Aunty Jo gives me a very significant nod. ‘Not just a pretty face. Isn’t it nice to see a man who’s good with the small ones?’ Then she leans in and her voice drops to a whisper. ‘Have you seen how muddy their feet are? I do hope he keeps them away from us.’
‘Me too.’ Obviously I love Tash’s little ones, but other people’s kids in large numbers are on my ‘avoid at all costs’ list.
I should tell Aunty Jo off for objectifying too, but I’m not up to smart replies right now. Luckily a tug on my elbow saves me. ‘Cam …?’ I’m hoping I’ve got that right. It’s acceptable to forget adult names – kids, not so much.
His frown is accusing. ‘Why are you here, Edie Browne – you hate writing?’
I lift my arm off my paper so he can see my work and hope he’s remembered the ‘e’ on my name.

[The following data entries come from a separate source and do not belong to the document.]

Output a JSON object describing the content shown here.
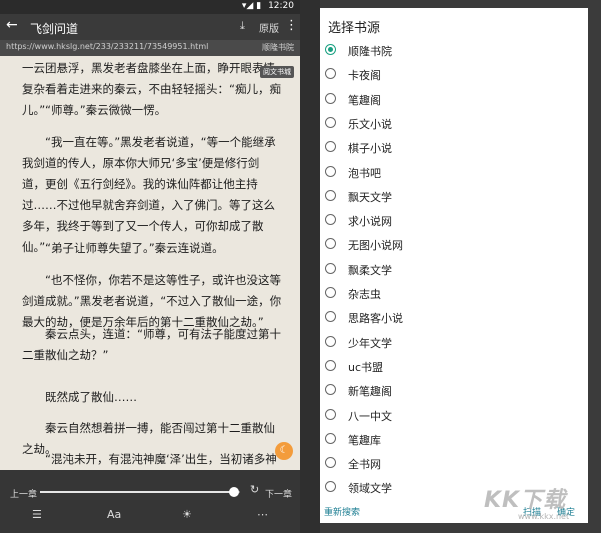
{
  "statusbar": {
    "time": "12:20",
    "signal_icon": "signal-icon",
    "battery_icon": "battery-icon"
  },
  "toolbar": {
    "title": "飞剑问道",
    "download_icon": "download-icon",
    "source_label": "原版",
    "more_icon": "more-vert-icon"
  },
  "urlbar": {
    "url": "https://www.hkslg.net/233/233211/73549951.html",
    "site": "顺隆书院"
  },
  "reader": {
    "paragraphs": [
      "一云团悬浮，黑发老者盘膝坐在上面，睁开眼表情复杂看着走进来的秦云，不由轻轻摇头：“痴儿，痴儿。”",
      "“师尊。”秦云微微一愣。",
      "“我一直在等。”黑发老者说道，“等一个能继承我剑道的传人，原本你大师兄‘多宝’便是修行剑道，更创《五行剑经》。我的诛仙阵都让他主持过……不过他早就舍弃剑道，入了佛门。等了这么多年，我终于等到了又一个传人，可你却成了散仙。”",
      "“弟子让师尊失望了。”秦云连说道。",
      "“也不怪你，你若不是这等性子，或许也没这等剑道成就。”黑发老者说道，“不过入了散仙一途，你最大的劫，便是万余年后的第十二重散仙之劫。”",
      "秦云点头，连道：“师尊，可有法子能度过第十二重散仙之劫？”",
      "既然成了散仙……",
      "秦云自然想着拼一搏，能否闯过第十二重散仙之劫。",
      "“混沌未开，有混沌神魔‘泽’出生，当初诸多神魔各自"
    ],
    "read_tag": "阅文书城",
    "fab_icon": "night-mode-icon"
  },
  "bottom": {
    "prev_chapter": "上一章",
    "next_chapter": "下一章",
    "progress": 0.97,
    "refresh_icon": "refresh-icon",
    "menu_icons": [
      "list-icon",
      "font-size-icon",
      "brightness-icon",
      "more-horiz-icon"
    ],
    "font_label": "Aa"
  },
  "dialog": {
    "title": "选择书源",
    "selected_index": 0,
    "options": [
      "顺隆书院",
      "卡夜阁",
      "笔趣阁",
      "乐文小说",
      "棋子小说",
      "泡书吧",
      "飘天文学",
      "求小说网",
      "无图小说网",
      "飘柔文学",
      "杂志虫",
      "思路客小说",
      "少年文学",
      "uc书盟",
      "新笔趣阁",
      "八一中文",
      "笔趣库",
      "全书网",
      "领域文学"
    ],
    "actions": {
      "research": "重新搜索",
      "scan": "扫描",
      "confirm": "确定"
    }
  },
  "watermark": {
    "text": "KK下载",
    "sub": "www.kkx.net"
  },
  "colors": {
    "accent": "#19a081",
    "action": "#1e7f93",
    "fab": "#f39c3b",
    "paper": "#ebe7de"
  }
}
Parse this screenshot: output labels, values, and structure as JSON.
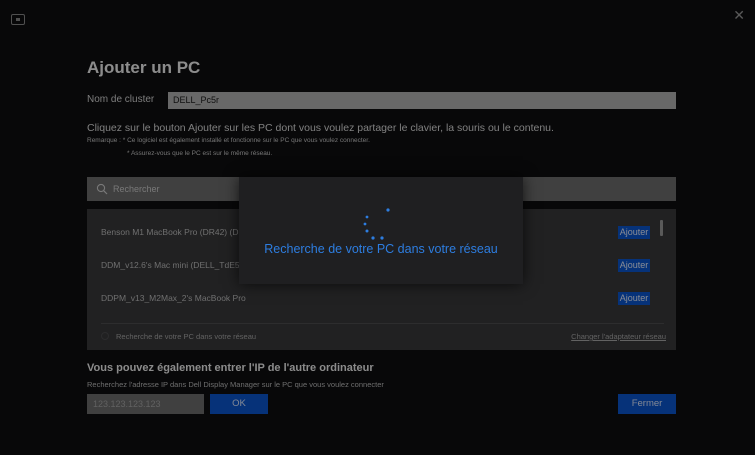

‘Three! Is that all you’ve done?’
I nod. That’s three ‘a’s, not three sheets. It’s as if I’m seven again, and I just zoomed straight to the bottom of the class.
‘All afternoon?’
‘Yes siree.’ It’s my voice, but the accent’s unexpectedly American.
‘That is worse than me.’
‘See, I told you. And high fives to that!’ I hold up my hand and he smacks his palm against mine before he rushes off.